For me, and others like me, there weren’t a lot of road maps for how to be a clergywoman.

In the first episode of The Vicar of Dibley, the small parish is excited to meet their new priest. They have no idea that she’s a woman. When Geraldine shows up for the reception in her honor, her parishioners don’t understand why she’s there. “You were expecting a bloke,” she sympathizes. “Beard, Bible, bad breath … and instead you got a babe with a bob-cut and a magnificent bosom.” Watching this gave levity to my own experience trying to do ministry in the gendered packaging God gave me.

When you’re a young woman doing what's historically been an older man’s job, sometimes people don’t know what to do with you. I’ve been called “whipper-snapper” and “girl.” I’ve been told I “get a huggy” during the passing of the peace because I’m “cute.” These experiences in church life haven’t always been funny to me. Good clergy friends and opportunities to vent have been necessary at times. Watching Geraldine and, to an extent, Alice deal with similar situations on The Vicar of Dibley was a comic reminder that I was not alone.

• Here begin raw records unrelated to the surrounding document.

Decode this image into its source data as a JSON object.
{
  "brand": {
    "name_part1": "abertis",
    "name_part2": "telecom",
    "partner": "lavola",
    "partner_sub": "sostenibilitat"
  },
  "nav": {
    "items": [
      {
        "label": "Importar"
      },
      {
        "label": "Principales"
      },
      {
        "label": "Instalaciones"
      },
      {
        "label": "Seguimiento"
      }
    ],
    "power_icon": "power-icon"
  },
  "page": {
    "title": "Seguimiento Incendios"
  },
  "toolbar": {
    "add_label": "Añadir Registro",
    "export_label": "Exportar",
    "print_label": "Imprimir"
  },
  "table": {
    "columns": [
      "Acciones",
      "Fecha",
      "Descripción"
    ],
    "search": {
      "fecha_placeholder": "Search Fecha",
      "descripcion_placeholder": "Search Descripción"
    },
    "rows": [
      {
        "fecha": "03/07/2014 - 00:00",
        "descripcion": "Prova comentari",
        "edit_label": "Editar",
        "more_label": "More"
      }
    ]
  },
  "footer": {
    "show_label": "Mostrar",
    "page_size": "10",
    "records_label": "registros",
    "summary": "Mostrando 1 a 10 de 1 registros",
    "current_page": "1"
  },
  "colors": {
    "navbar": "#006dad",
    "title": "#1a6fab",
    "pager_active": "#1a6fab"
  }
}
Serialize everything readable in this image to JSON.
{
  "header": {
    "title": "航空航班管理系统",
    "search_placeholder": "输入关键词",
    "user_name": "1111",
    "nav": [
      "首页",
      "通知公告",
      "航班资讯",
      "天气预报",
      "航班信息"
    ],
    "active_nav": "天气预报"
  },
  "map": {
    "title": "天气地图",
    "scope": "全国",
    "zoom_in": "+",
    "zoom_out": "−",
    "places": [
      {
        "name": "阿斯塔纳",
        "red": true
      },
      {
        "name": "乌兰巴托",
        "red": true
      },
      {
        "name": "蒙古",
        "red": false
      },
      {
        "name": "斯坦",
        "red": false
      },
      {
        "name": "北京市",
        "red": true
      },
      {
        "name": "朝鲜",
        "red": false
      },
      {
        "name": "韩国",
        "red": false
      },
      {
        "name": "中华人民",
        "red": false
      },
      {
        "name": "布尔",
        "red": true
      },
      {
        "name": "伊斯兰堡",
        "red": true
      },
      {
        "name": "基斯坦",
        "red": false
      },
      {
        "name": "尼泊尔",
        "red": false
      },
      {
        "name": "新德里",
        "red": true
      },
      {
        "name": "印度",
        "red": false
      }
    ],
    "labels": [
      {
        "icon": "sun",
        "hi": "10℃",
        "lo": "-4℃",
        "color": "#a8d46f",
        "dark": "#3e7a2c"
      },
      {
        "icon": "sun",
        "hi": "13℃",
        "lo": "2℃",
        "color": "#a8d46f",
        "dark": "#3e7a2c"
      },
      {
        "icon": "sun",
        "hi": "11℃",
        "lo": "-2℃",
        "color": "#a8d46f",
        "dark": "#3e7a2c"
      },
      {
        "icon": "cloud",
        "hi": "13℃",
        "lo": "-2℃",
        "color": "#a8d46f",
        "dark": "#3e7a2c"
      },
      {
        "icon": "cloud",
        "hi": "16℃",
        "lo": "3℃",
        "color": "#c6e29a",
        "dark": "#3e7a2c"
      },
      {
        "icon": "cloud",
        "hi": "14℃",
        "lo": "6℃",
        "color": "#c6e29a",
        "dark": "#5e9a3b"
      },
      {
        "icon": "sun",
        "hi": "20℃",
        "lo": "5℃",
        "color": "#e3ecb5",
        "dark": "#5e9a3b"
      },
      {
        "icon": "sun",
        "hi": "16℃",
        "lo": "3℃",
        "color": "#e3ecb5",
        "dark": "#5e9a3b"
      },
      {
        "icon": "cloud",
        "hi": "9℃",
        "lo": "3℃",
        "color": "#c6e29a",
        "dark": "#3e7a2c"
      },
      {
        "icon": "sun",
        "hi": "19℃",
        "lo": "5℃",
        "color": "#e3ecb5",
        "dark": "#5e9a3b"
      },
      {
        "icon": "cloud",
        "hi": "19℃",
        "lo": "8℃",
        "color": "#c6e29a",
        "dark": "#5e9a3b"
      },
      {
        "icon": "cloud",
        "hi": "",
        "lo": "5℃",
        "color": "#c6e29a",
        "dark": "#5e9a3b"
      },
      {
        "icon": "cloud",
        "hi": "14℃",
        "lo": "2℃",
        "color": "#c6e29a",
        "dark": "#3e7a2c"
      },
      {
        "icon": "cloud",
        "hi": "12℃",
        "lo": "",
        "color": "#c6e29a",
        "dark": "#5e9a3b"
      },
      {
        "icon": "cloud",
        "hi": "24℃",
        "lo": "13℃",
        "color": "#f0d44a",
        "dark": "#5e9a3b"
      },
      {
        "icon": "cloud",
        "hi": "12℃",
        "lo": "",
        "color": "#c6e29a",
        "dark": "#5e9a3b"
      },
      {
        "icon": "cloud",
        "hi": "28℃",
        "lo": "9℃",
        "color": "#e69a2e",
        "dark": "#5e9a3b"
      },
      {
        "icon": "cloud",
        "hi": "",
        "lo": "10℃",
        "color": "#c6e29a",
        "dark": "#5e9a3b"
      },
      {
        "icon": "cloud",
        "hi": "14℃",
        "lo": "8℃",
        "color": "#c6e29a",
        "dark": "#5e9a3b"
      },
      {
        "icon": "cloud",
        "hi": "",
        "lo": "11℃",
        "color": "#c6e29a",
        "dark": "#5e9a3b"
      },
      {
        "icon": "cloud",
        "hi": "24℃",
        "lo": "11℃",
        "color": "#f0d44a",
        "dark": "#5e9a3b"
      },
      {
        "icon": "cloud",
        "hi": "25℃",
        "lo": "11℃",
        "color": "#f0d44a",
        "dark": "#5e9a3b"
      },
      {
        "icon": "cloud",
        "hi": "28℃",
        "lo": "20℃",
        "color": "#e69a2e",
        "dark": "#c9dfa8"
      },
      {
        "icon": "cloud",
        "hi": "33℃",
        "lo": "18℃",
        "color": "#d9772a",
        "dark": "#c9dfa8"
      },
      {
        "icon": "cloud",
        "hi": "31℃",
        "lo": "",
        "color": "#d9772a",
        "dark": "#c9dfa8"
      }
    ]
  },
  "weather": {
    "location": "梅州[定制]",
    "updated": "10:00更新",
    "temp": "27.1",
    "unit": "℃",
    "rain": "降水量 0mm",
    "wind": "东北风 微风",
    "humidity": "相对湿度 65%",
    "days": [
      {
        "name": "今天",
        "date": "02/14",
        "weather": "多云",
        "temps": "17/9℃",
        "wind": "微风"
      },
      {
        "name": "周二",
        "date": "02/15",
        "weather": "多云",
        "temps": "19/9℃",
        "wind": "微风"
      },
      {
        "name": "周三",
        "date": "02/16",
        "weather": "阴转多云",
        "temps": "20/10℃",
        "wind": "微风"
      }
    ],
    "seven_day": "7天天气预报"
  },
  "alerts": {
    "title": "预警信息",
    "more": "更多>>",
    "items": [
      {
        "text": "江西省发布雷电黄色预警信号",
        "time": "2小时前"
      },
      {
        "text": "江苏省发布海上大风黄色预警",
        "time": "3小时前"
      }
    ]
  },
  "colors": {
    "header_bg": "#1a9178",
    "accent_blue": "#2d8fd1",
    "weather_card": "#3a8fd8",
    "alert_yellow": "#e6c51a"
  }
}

Because of my close association with the show, grieving Emma Chambers feels like grieving Alice. Since her passing, colleagues have talked about her in ways that recall the character she played. John Grant, her agent, described how “she brought laughter and joy to many.” Richard Curtis, a screenwriter on the series as well as director of Love Actually, described her as “tender, sweet, funny, unusual, loving.” Dawn French tweeted a picture of Chambers smothering her on the couch on the set of The Vicar. “I was regularly humped like this by the unique & beautiful spark that was Emma Chambers,” she wrote. “I never minded. I loved her. A lot.”

As it turns out, I’ve settled into being a clergywoman. I like coffee, but I’ll probably stick to serving people, not lattes. And as I grieve Emma Chambers, I’ll fondly remember the part she played in getting me to this place.